なお、レベル3建材の除去作業については、従来どおり特定粉じん排出作業実施届出書の提出は不要ですが、作業計画を作成することとなりました。
2.石綿含有仕上塗材の取扱いの整理(令和3年4月1日施行)
従来は、吹付け工法で施工された石綿含有仕上塗材はレベル1建材として取り扱っていましたが、令和3年4月1日以降は、工法に関わらず、レベル3建材として取り扱うこととなりました。
ただし、石綿含有吹付けバーミキュライト及び石綿含有吹付けパーライトは従来どおりレベル1建材に該当します。
3.解体等工事に係る石綿の事前調査の規制強化
(1)事前調査方法の法定化(令和3年4月1日施行)
すべての解体等工事について、設計図書等による書面調査及び石綿含有建材の有無の目視による調査を行い、これらの調査で石綿含有建材の有無が不明の場合は分析による調査を行うことが義務付けられました。
ただし、石綿ありとみなして作業基準を遵守する場合は、分析調査は不要です。
(2)事前調査結果等の記録・保存の義務付け(令和3年4月1日施行)
解体等工事の元請業者・自主施工者は、事前調査に関する記録を作成し、工事が終了した日から3年間保存することが義務付けられました。また、元請業者は、事前調査結果を発注者へ説明した書面の写しを3年間保存することが義務付けられました。
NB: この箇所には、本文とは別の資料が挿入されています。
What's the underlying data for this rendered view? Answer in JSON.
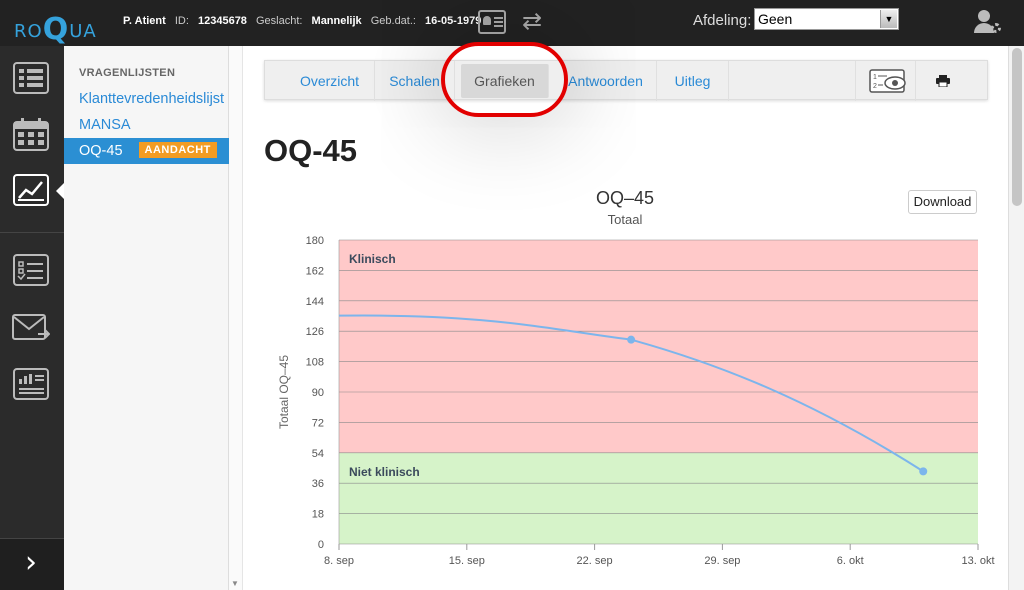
{
  "header": {
    "logo": {
      "prefix": "RO",
      "big": "Q",
      "suffix": "UA"
    },
    "patient": {
      "name": "P. Atient",
      "id_label": "ID:",
      "id_value": "12345678",
      "gender_label": "Geslacht:",
      "gender_value": "Mannelijk",
      "dob_label": "Geb.dat.:",
      "dob_value": "16-05-1979"
    },
    "afdeling_label": "Afdeling:",
    "afdeling_value": "Geen"
  },
  "leftnav": {
    "items": [
      {
        "name": "list",
        "icon": "list-icon"
      },
      {
        "name": "calendar",
        "icon": "calendar-icon"
      },
      {
        "name": "chart",
        "icon": "chart-icon",
        "active": true
      },
      {
        "name": "checklist",
        "icon": "checklist-icon"
      },
      {
        "name": "mail",
        "icon": "mail-icon"
      },
      {
        "name": "report",
        "icon": "report-icon"
      }
    ],
    "expand_glyph": "›"
  },
  "sidebar": {
    "heading": "VRAGENLIJSTEN",
    "items": [
      {
        "label": "Klanttevredenheidslijst"
      },
      {
        "label": "MANSA"
      },
      {
        "label": "OQ-45",
        "badge": "AANDACHT",
        "active": true
      }
    ]
  },
  "tabs": {
    "items": [
      "Overzicht",
      "Schalen",
      "Grafieken",
      "Antwoorden",
      "Uitleg"
    ],
    "active": "Grafieken"
  },
  "page_title": "OQ-45",
  "download_label": "Download",
  "chart_data": {
    "type": "line",
    "title": "OQ–45",
    "subtitle": "Totaal",
    "ylabel": "Totaal OQ–45",
    "xlabel": "",
    "ylim": [
      0,
      180
    ],
    "yticks": [
      0,
      18,
      36,
      54,
      72,
      90,
      108,
      126,
      144,
      162,
      180
    ],
    "xticks": [
      "8. sep",
      "15. sep",
      "22. sep",
      "29. sep",
      "6. okt",
      "13. okt"
    ],
    "bands": [
      {
        "label": "Klinisch",
        "from": 54,
        "to": 180,
        "color": "#ffc9c9"
      },
      {
        "label": "Niet klinisch",
        "from": 0,
        "to": 54,
        "color": "#d6f3c9"
      }
    ],
    "series": [
      {
        "color": "#7cb5ec",
        "points": [
          {
            "x": "24. sep",
            "y": 121
          },
          {
            "x": "10. okt",
            "y": 43
          }
        ]
      }
    ]
  }
}
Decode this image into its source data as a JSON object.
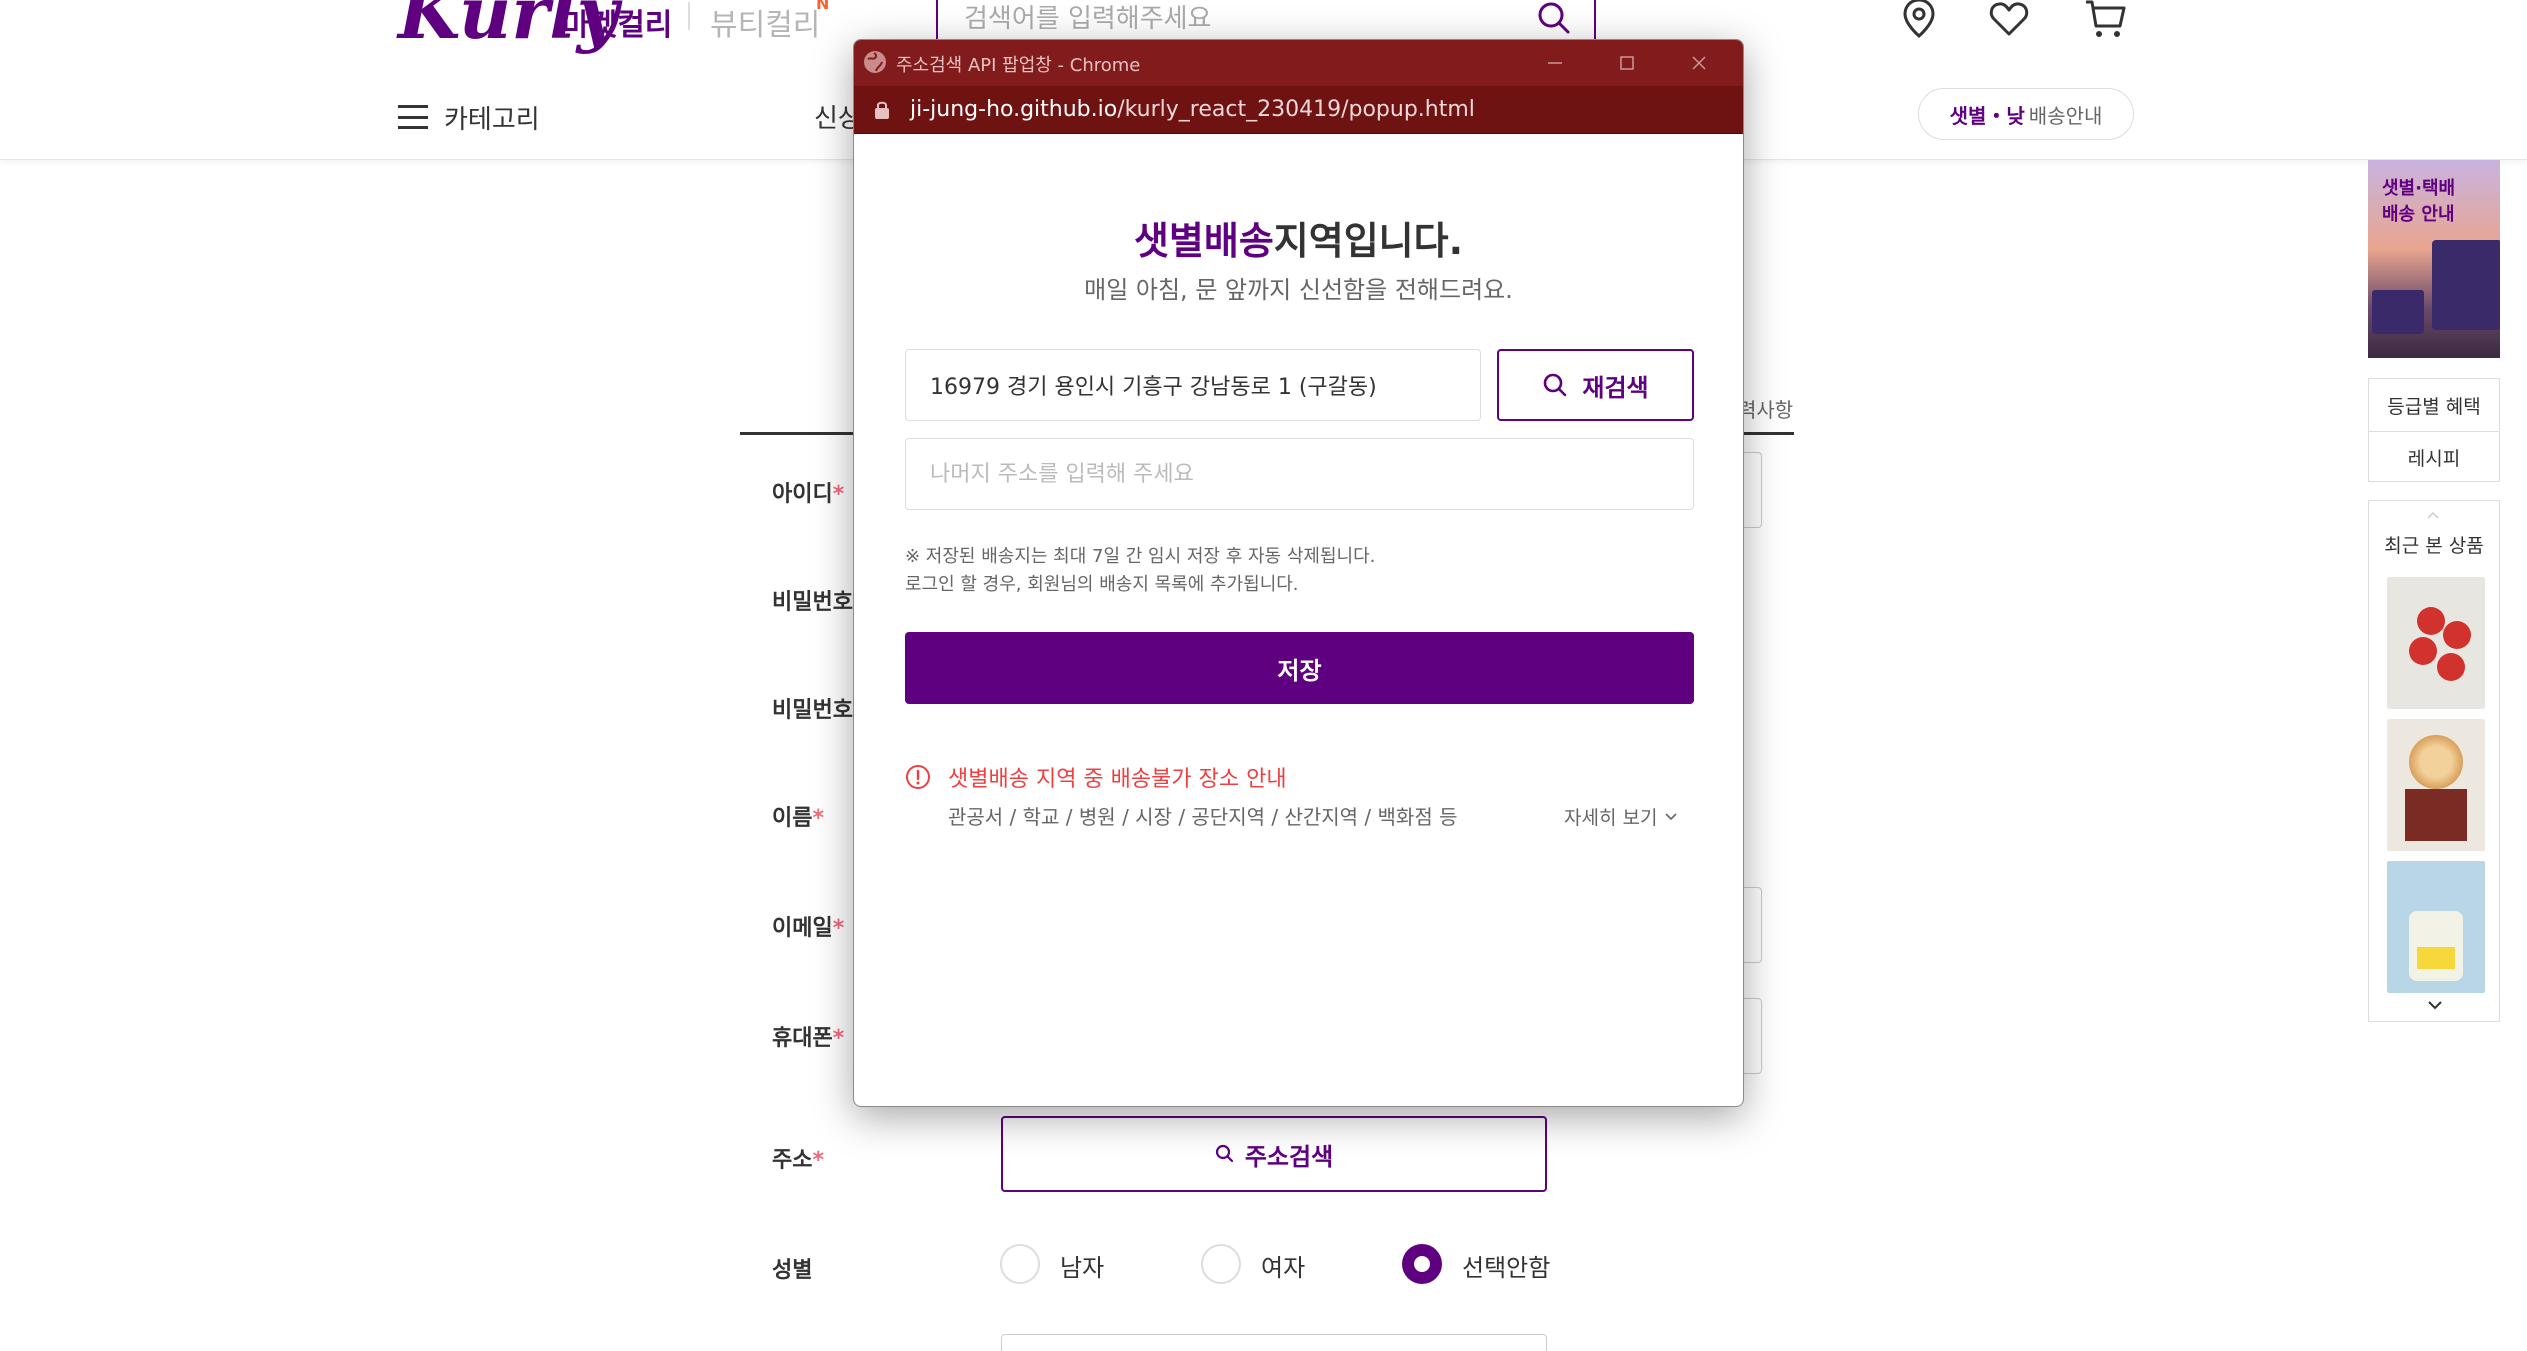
{
  "header": {
    "logo": "Kurly",
    "market_link": "마켓컬리",
    "beauty_link": "뷰티컬리",
    "beauty_badge": "N",
    "search_placeholder": "검색어를 입력해주세요",
    "category_label": "카테고리",
    "nav_partial": "신상",
    "delivery_pill_purple": "샛별・낮",
    "delivery_pill_rest": "배송안내"
  },
  "form": {
    "required_note": "력사항",
    "labels": {
      "id": "아이디",
      "password": "비밀번호",
      "password_confirm": "비밀번호",
      "name": "이름",
      "email": "이메일",
      "phone": "휴대폰",
      "address": "주소",
      "gender": "성별"
    },
    "required_mark": "*",
    "address_search_button": "주소검색",
    "gender_options": [
      {
        "label": "남자",
        "checked": false
      },
      {
        "label": "여자",
        "checked": false
      },
      {
        "label": "선택안함",
        "checked": true
      }
    ]
  },
  "side": {
    "banner_line1": "샛별·택배",
    "banner_line2": "배송 안내",
    "links": [
      "등급별 혜택",
      "레시피"
    ],
    "recent_title": "최근 본 상품"
  },
  "popup": {
    "window_title": "주소검색 API 팝업창 - Chrome",
    "url_host": "ji-jung-ho.github.io",
    "url_path": "/kurly_react_230419/popup.html",
    "title_purple": "샛별배송",
    "title_rest": "지역입니다.",
    "subtitle": "매일 아침, 문 앞까지 신선함을 전해드려요.",
    "address_value": "16979 경기 용인시 기흥구 강남동로 1 (구갈동)",
    "research_button": "재검색",
    "detail_placeholder": "나머지 주소를 입력해 주세요",
    "notice_line1": "※ 저장된 배송지는 최대 7일 간 임시 저장 후 자동 삭제됩니다.",
    "notice_line2": "로그인 할 경우, 회원님의 배송지 목록에 추가됩니다.",
    "save_button": "저장",
    "warning_title": "샛별배송 지역 중 배송불가 장소 안내",
    "warning_places": "관공서 / 학교 / 병원 / 시장 / 공단지역 / 산간지역 / 백화점 등",
    "more_link": "자세히 보기"
  },
  "colors": {
    "brand_purple": "#5f0080",
    "titlebar": "#821c1c",
    "warning_red": "#f03f40"
  }
}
(3)事前調査結果等の掲示サイズの規定(令和3年4月1日施行)
解体等工事の元請業者・自主施工者は施工時に現場において、日本産業規格A3用紙以上の大きさの掲示板による事前調査結果の掲示が義務付けられました。
(4)大分県または大分市への事前調査結果の報告(令和4年4月1日施行)
解体等工事の元請業者・自主施工者は、遅滞なく、一定規模以上(※注)の解体等工事について、事前調査結果を大分県(大分市以外の県内の工事)または大分市(大分市内の工事)へ報告することが義務付けられました。なお、事前調査結果の報告は原則として、石綿事前調査結果報告システムにおいて行われます。システムの運用開始(令和4年3月中を予定)に先立ち、実際のシステムを使用して操作に慣れていただくためのユーザーテストが実施される予定です。
※注 報告対象
○床面積80m2以上の建築物の解体工事
○請負金額100万円以上の建築物の改造・補修工事
○請負金額100万円以上の工作物(環境大臣が定めるものに限る)の解体・改造・補修工事
事前調査結果の報告に関するチラシ [PDFファイル/602KB]
石綿事前調査結果報告システムに関するチラシ [PDFファイル/374KB]
(5)有資格者による事前調査(令和5年10月1日施行)
解体等工事の元請業者・自主施工者は、建築物の解体等工事に係る書面調査及び目視調査について、一定の知見を有する者に行わせることが義務付けられました。一定の知見を有する者は以下のとおりです。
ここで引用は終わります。